Взял я с собой ключ и замок, который жандармы сорвали с двери, и вместе с Блохой и отцом настоятелем сел в сани.

Ту ночь мы с Блохой спали в монастыре у монахов, а на другой день отправились в середский банк. Замок я нес в руке.

— Вот, я вам его возвращаю, — сказал я директору.

— Что это значит?!

— Понимайте так, что в обличье ключа и замка этого я вам возвращаю домик на Харгите.

— Да почему?

— Потому что сторожем больше не буду, с этим покончено.
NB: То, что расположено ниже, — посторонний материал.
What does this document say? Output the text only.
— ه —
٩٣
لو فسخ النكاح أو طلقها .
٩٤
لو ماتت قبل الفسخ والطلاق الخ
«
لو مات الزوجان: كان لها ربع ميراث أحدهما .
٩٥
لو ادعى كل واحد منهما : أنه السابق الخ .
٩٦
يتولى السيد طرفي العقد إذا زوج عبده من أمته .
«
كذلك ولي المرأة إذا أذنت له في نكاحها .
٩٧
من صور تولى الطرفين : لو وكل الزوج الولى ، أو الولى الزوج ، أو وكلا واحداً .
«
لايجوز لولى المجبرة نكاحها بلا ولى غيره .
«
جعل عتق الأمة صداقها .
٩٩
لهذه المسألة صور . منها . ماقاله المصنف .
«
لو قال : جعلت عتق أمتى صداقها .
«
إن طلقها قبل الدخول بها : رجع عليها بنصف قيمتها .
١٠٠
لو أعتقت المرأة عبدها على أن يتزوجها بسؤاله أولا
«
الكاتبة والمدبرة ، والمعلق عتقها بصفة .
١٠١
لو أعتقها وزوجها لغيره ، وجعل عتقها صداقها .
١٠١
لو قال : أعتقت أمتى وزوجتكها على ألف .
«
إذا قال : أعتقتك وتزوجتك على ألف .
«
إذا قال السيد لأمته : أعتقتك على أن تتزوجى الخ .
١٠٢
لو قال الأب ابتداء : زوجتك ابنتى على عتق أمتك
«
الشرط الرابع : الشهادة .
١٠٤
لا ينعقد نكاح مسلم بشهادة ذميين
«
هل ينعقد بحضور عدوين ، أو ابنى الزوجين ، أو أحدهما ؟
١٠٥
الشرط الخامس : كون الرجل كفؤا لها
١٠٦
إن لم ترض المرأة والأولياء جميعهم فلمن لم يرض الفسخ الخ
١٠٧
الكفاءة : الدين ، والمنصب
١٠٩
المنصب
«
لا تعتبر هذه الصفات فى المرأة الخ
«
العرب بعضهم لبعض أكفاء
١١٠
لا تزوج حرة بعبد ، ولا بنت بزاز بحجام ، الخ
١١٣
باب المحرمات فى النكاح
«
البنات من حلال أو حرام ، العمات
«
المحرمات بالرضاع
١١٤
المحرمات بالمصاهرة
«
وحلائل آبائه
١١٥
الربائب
Больше я слов даром тратить не стал, не слушая уговоров, забрал свое февральское жалованье — мне его наконец-то выдали и сказали при этом, что Шурделан и Фусилан по своей воле явились в середскую жандармерию.

— Это Маркуш сотворил! — кивнул я.

И мы с Блохою ушли.

Дома я обо всем поведал отцу и прямо объявил, что больше на Харгиту не вернусь. Не знаю, что разглядел во мне отец, но только он против ничего не сказал, помолчал немного, потом спросил:

— Что делать-то собираешься?

— Куда-нибудь в город подамся. С Блохою.

— В город? Зачем?

— Затем, — сказал я, — чтобы отыскать брата моего Каина, по чьей вине нам, Авелям-Абелям, худо живется на свете.

Ничего мне отец не ответил, пошел нанимать телегу, чтобы перевезти с Харгиты наш нехитрый скарб. Покуда он ездил, мы с Блохой побывали на могиле у матушки, и там, у ее могилы, я поклялся, куда б ни забросила меня жизнь, всегда оставаться верным знамени бедных и угнетенных судьбой.